The American Hospital Association (AHA) recently filed a joint amicus curiae brief with several other associations, including the American Medical Association and the Pharmaceutical Research and Manufacturers of America, requesting that the U.S. Supreme Court overturn the Fourth Circuit’s decision in Kellogg Brown & Root Servs., Inc. v. United States ex rel. Carter, in which the Fourth Circuit ruled that the Wartime Suspension of Limitations Act (WSLA) applies to whistleblower suits, even if unrelated to any war contract, and even when the government declines to intervene.  If affirmed, the brief described that the rulings would “invite private plaintiffs and the Government to pursue indefinitely and repeatedly any claim involving alleged fraud against the Government.” 

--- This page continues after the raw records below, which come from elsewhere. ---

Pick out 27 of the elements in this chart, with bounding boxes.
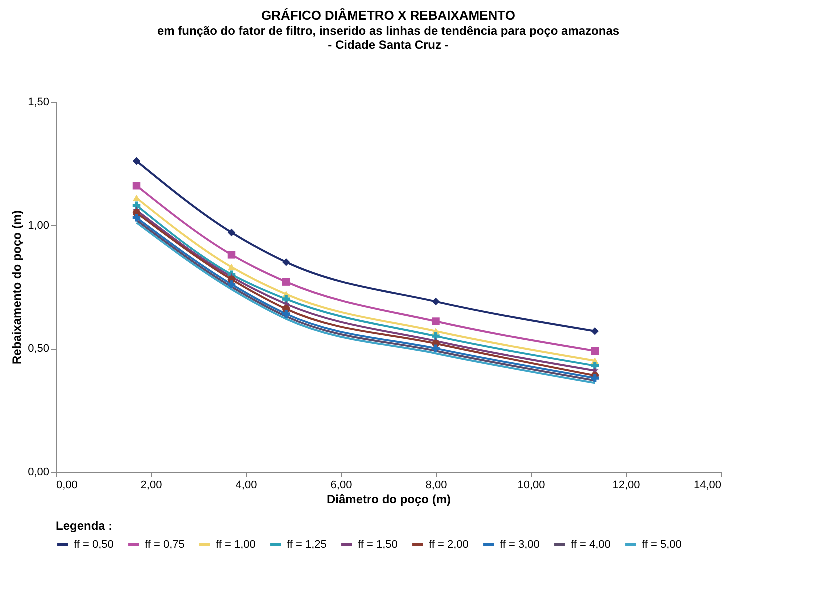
x-tick-label: 10,00	[518, 480, 546, 492]
y-tick-label: 1,50	[28, 96, 50, 108]
legend-label: ff = 0,75	[145, 539, 185, 551]
legend-title: Legenda :	[56, 519, 113, 533]
text: - Cidade Santa Cruz -	[328, 38, 449, 52]
x-tick-label: 6,00	[330, 480, 352, 492]
x-tick-label: 2,00	[140, 480, 162, 492]
legend-label: ff = 1,50	[358, 539, 398, 551]
legend-label: ff = 0,50	[74, 539, 114, 551]
x-tick-label: 4,00	[236, 480, 258, 492]
y-tick-label: 0,00	[28, 466, 50, 478]
chart-title: GRÁFICO DIÂMETRO X REBAIXAMENTO	[262, 8, 516, 23]
legend-label: ff = 4,00	[571, 539, 611, 551]
x-tick-label: 12,00	[612, 480, 640, 492]
x-tick-label: 14,00	[694, 480, 722, 492]
legend-label: ff = 2,00	[429, 539, 469, 551]
y-tick-label: 1,00	[28, 220, 50, 232]
x-tick-label: 8,00	[426, 480, 448, 492]
x-tick-label: 0,00	[56, 480, 78, 492]
legend-label: ff = 1,00	[216, 539, 256, 551]
text: em função do fator de filtro, inserido as linhas de tendência para poço amazonas	[157, 24, 620, 38]
y-axis-title: Rebaixamento do poço (m)	[10, 210, 24, 365]
legend-label: ff = 5,00	[642, 539, 682, 551]
y-tick-label: 0,50	[28, 343, 50, 356]
legend-label: ff = 3,00	[500, 539, 540, 551]
legend-label: ff = 1,25	[287, 539, 327, 551]
x-axis-title: Diâmetro do poço (m)	[326, 492, 452, 506]
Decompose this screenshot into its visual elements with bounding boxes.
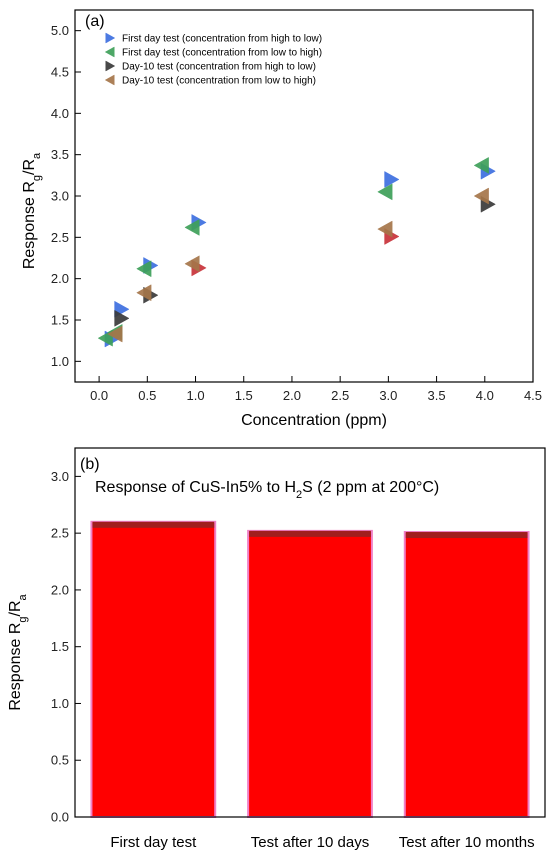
data-point-series-1 [384,171,400,188]
bar-1 [90,520,217,818]
panel-b-ticks: 0.0 0.5 1.0 1.5 2.0 2.5 3.0 [51,469,81,825]
panel-a-x-tick-label: 0.0 [90,388,108,403]
data-point-series-3 [114,309,130,327]
data-point-series-2 [184,218,200,236]
data-point-series-4 [136,284,152,302]
panel-a-y-tick-label: 2.5 [51,230,69,245]
label-part: Response R [7,623,24,711]
data-point-series-4 [107,325,123,343]
subscript: g [17,616,29,622]
panel-b-y-tick-label: 2.0 [51,582,69,597]
panel-a-y-tick-label: 1.5 [51,313,69,328]
panel-a-x-tick-label: 3.5 [428,388,446,403]
panel-b-bars: First day test Test after 10 days Test aft… [90,520,535,851]
panel-b-annotation: Response of CuS-In5% to H2S (2 ppm at 20… [95,479,439,501]
panel-a-y-axis-label: Response Rg/Ra [21,152,43,269]
legend-marker-series-2 [104,46,115,58]
panel-b-y-tick-label: 2.5 [51,526,69,541]
panel-b-label: (b) [80,456,100,473]
bar-3 [403,531,530,818]
panel-a-x-tick-label: 2.0 [283,388,301,403]
panel-b-y-tick-label: 1.0 [51,696,69,711]
label-part: S (2 ppm at 200°C) [302,479,439,496]
panel-a-x-tick-label: 4.5 [524,388,542,403]
panel-b-y-axis-label: Response Rg/Ra [7,593,29,710]
panel-a-ticks: 0.0 0.5 1.0 1.5 2.0 2.5 3.0 3.5 4.0 4.5 1.0 1.5 2.0 2… [51,23,542,403]
data-point-series-4 [377,220,393,238]
panel-b-plot-frame [74,447,546,818]
panel-b-y-tick-label: 0.0 [51,810,69,825]
panel-a-x-tick-label: 4.0 [476,388,494,403]
label-part: Response R [21,181,38,269]
panel-a-legend: First day test (concentration from high … [104,32,322,87]
legend-marker-series-1 [105,32,116,44]
panel-a-points [97,156,496,348]
subscript: g [31,175,43,181]
panel-a-x-tick-label: 1.5 [235,388,253,403]
data-point-series-4 [473,187,489,205]
legend-label-series-2: First day test (concentration from low t… [122,48,322,59]
panel-b-y-tick-label: 1.5 [51,639,69,654]
subscript: 2 [296,489,302,501]
panel-a-y-tick-label: 4.5 [51,65,69,80]
legend-label-series-4: Day-10 test (concentration from low to h… [122,76,316,87]
panel-b-y-tick-label: 0.5 [51,753,69,768]
label-part: /R [7,600,24,616]
legend-label-series-1: First day test (concentration from high … [122,34,322,45]
label-part: Response of CuS-In5% to H [95,479,296,496]
data-point-series-4 [184,255,200,273]
bar-top-edge [405,532,528,539]
subscript: a [17,593,29,600]
category-label: First day test [110,834,197,851]
subscript: a [31,152,43,159]
panel-a-y-tick-label: 2.0 [51,271,69,286]
panel-a-x-tick-label: 2.5 [331,388,349,403]
panel-a-label: (a) [85,13,105,30]
legend-marker-series-3 [105,60,116,72]
panel-a-y-tick-label: 1.0 [51,354,69,369]
panel-a-x-axis-label: Concentration (ppm) [241,412,387,429]
panel-a-x-tick-label: 1.0 [186,388,204,403]
label-part: /R [21,159,38,175]
panel-a-x-tick-label: 0.5 [138,388,156,403]
panel-b-bar-chart: First day test Test after 10 days Test aft… [7,447,546,851]
panel-a-y-tick-label: 3.5 [51,147,69,162]
bar-top-edge [249,530,371,537]
panel-a-y-tick-label: 4.0 [51,106,69,121]
category-label: Test after 10 months [399,834,535,851]
bar-2 [247,529,373,818]
panel-a-y-tick-label: 3.0 [51,189,69,204]
data-point-series-2 [473,156,489,174]
panel-a-x-tick-label: 3.0 [379,388,397,403]
panel-a-scatter-chart: 0.0 0.5 1.0 1.5 2.0 2.5 3.0 3.5 4.0 4.5 1.0 1.5 2.0 2… [21,9,542,429]
legend-label-series-3: Day-10 test (concentration from high to … [122,62,316,73]
panel-a-y-tick-label: 5.0 [51,23,69,38]
data-point-series-2 [136,260,152,278]
panel-b-y-tick-label: 3.0 [51,469,69,484]
bar-top-edge [92,521,215,528]
legend-marker-series-4 [104,74,115,86]
category-label: Test after 10 days [251,834,369,851]
data-point-series-2 [377,183,393,201]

The briefing parties argued that the Fourth Circuit’s interpretation of the WSLA expands the statute beyond its intended scope and would effectively apply the WSLA to all False Claims Act (FCA) claims, whether civil or criminal and whether or not related to any war activities.  Additionally, the brief argued that because conflicts or “armed hostilities” abroad may never cease to the extent required by the WSLA, the Fourth Circuit’s interpretation provides potentially indefinite tolling.  The AHA argued that this interpretation was unnecessary, as both private relators and the government have filed numerous healthcare-related FCA claims without application of the WSLA, and that the Fourth Circuit’s decision would lead to the filing of stale claims.  The AHA argued that the stale claims would require healthcare providers to spend increased dollars on defense, which costs would “ultimately be borne by the consuming public.”  The brief also countered the Fourth Circuit’s interpretation of the FCA’s “first-to-file” bar, which would effectively permit the filing of a duplicative suit with no new information as soon as the prior suit is no longer pending.